Time: 3–8 hours (not counting time spent learning the stages).
Track A scoring rubric (self-assessed, 4 levels)¶
| Dimension | Not yet | Basic | Good | Excellent |
|---|---|---|---|---|
| Problem realism | Toy problem | Somewhat useful | Real, will reuse | Real, with a quantifiable metric (time saved / fewer errors etc.) |
| Tool use | Plain chat only | Used a CLI agent | + MCP or self-written skill/command | Multi-component, with justified choices |
| Reproducibility | Only runs for you | Steps incomplete | Others can run it from the README | One-click / fully automated with pre-checks |
| Robustness | Crashes on any error | Risks mentioned | Handles 1 failure | Multiple failures have fallbacks |
| Docs & reflection | None | Has a README | Clear README + reflection | Reflection points to a concrete next improvement |
Track B Capstone — Agent Builder¶
Prerequisites: Stage 0–8 (including Stage 3, 4, 5, 6, 7, 7.5, 8) have each passed their self-check.
Brief: Design, build, and evaluate a small system that solves a concrete problem. Pick one: - A. Multi-agent: ≥ 2 cooperating agents with orchestration logic; or - B. RAG system: a complete retrieval + generation pipeline.
Requirements (all mandatory): - Has tool use - Has one outward interface (CLI / API / chat — any one, mapping to Stage 8) - Has explicit evaluation: define ≥ 5 test cases yourself + measure a pass rate / qualitative assessment (this one is non-negotiable — the thing this curriculum most often skips is "verification") - Failure-mode analysis: write down under what conditions it breaks and how you'd know - An architecture sketch (a diagram or a paragraph describing components and data flow)
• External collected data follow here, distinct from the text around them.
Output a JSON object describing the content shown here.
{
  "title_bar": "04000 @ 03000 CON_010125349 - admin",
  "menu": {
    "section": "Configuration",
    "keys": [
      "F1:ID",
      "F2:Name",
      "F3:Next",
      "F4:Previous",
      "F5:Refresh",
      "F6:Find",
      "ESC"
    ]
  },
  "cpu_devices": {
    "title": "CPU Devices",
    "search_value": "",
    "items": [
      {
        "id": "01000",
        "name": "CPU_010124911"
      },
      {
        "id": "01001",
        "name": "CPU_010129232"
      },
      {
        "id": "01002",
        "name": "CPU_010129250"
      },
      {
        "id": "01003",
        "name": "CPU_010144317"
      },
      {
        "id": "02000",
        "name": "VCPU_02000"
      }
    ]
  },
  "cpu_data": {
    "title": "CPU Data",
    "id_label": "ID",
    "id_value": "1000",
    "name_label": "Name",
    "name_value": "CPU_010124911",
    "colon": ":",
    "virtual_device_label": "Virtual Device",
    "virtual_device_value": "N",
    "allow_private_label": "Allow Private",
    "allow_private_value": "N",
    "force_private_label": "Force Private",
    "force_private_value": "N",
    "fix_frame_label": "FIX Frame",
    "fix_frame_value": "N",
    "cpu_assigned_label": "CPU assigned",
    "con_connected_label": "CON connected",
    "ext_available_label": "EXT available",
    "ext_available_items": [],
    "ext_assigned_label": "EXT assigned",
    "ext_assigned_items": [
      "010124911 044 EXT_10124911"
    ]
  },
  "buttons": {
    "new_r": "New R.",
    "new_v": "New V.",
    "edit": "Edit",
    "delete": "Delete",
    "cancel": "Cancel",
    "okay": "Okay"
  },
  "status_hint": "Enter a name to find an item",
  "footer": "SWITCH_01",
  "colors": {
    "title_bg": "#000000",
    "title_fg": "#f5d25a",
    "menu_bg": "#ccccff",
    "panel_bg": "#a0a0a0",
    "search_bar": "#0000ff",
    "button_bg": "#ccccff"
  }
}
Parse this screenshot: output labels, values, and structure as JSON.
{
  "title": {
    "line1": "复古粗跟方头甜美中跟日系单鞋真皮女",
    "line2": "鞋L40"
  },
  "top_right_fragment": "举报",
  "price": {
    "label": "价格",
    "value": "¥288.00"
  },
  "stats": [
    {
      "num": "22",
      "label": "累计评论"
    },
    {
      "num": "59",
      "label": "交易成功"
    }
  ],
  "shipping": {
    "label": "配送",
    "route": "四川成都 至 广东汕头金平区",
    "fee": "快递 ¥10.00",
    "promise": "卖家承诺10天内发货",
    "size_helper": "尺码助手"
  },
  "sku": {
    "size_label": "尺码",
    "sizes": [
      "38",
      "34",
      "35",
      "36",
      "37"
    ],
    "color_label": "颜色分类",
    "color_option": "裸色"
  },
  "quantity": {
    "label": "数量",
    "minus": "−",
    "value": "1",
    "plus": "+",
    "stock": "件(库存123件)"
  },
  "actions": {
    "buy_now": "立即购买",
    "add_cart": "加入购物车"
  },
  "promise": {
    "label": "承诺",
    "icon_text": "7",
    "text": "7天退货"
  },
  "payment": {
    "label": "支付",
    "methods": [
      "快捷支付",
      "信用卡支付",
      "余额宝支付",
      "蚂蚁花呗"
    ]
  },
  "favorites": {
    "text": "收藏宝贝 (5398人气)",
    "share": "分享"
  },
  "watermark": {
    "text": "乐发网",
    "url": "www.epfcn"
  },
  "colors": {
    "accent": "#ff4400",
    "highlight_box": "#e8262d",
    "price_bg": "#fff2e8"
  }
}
Deliverables: a code repo + an architecture description + evaluation results (even just an N-cases / pass-rate table) + README + a reflection under 200 words (where the architecture call was wrong, what you'd do differently).
Time: 8–20 hours (not counting time spent learning the stages).
Track B scoring rubric (self-assessed, 4 levels)¶
| Dimension | Not yet | Basic | Good | Excellent |
|---|---|---|---|---|
| Problem definition | Vague | Has a goal | Clear scope, acceptance-checkable | Clear, and states why it's worth doing |
| Architecture | No design | Just runs | Justified multi-agent / RAG choice | Can articulate the trade-offs |
| Implementation correctness | Doesn't run | Main path runs | Handles edge cases | Stable and the code is readable |
| Evaluation rigor | Not tested | Tried it a few times by hand | ≥5 cases + pass rate | Has a baseline comparison / a rerunnable regression |
| Robustness & failure analysis | None | Risks mentioned | Concrete failure modes | Failures are detected + mitigated |
| Interface & docs | None | Runs | Interface + clear README | Others can use it directly |
| Reflection | None | One sentence | Concrete (names a specific problem in the architecture or component choice) | Points to an architecture-level next step |
Pick a brief by role (audience flavor)¶
Same capstone — just swap in your scenario; no need to do a separate one:
- 🔬 researcher: literature Q&A / experiment-log organization / data-preprocessing agent
- 💻 developer: a review/triage agent inside CI / repo Q&A / automated release notes
- 🎓 teacher: question generation + grading support / material rewriting / course Q&A (mind the academic-integrity boundary)
- 📊 knowledge-worker: meeting notes → action items / cross-document synthesis / first-draft weekly report
- 👥 everyday-user: personal-data consolidation / scheduling and reminders / repetitive-chore automation
How to show your work¶
- Post to the matching Discussion category with a link to the artifact + your rubric self-assessment.
- Put it in your own portfolio / GitHub; describe it with concrete facts (what you did, what you measured), and avoid hype like "the strongest / the best in the world".
- Want to review someone else's: give feedback against that person's track rubric — about the work, not the person.
This file only defines the capstone and its scoring. Each stage's learning content and pass conditions stay with that stage's file.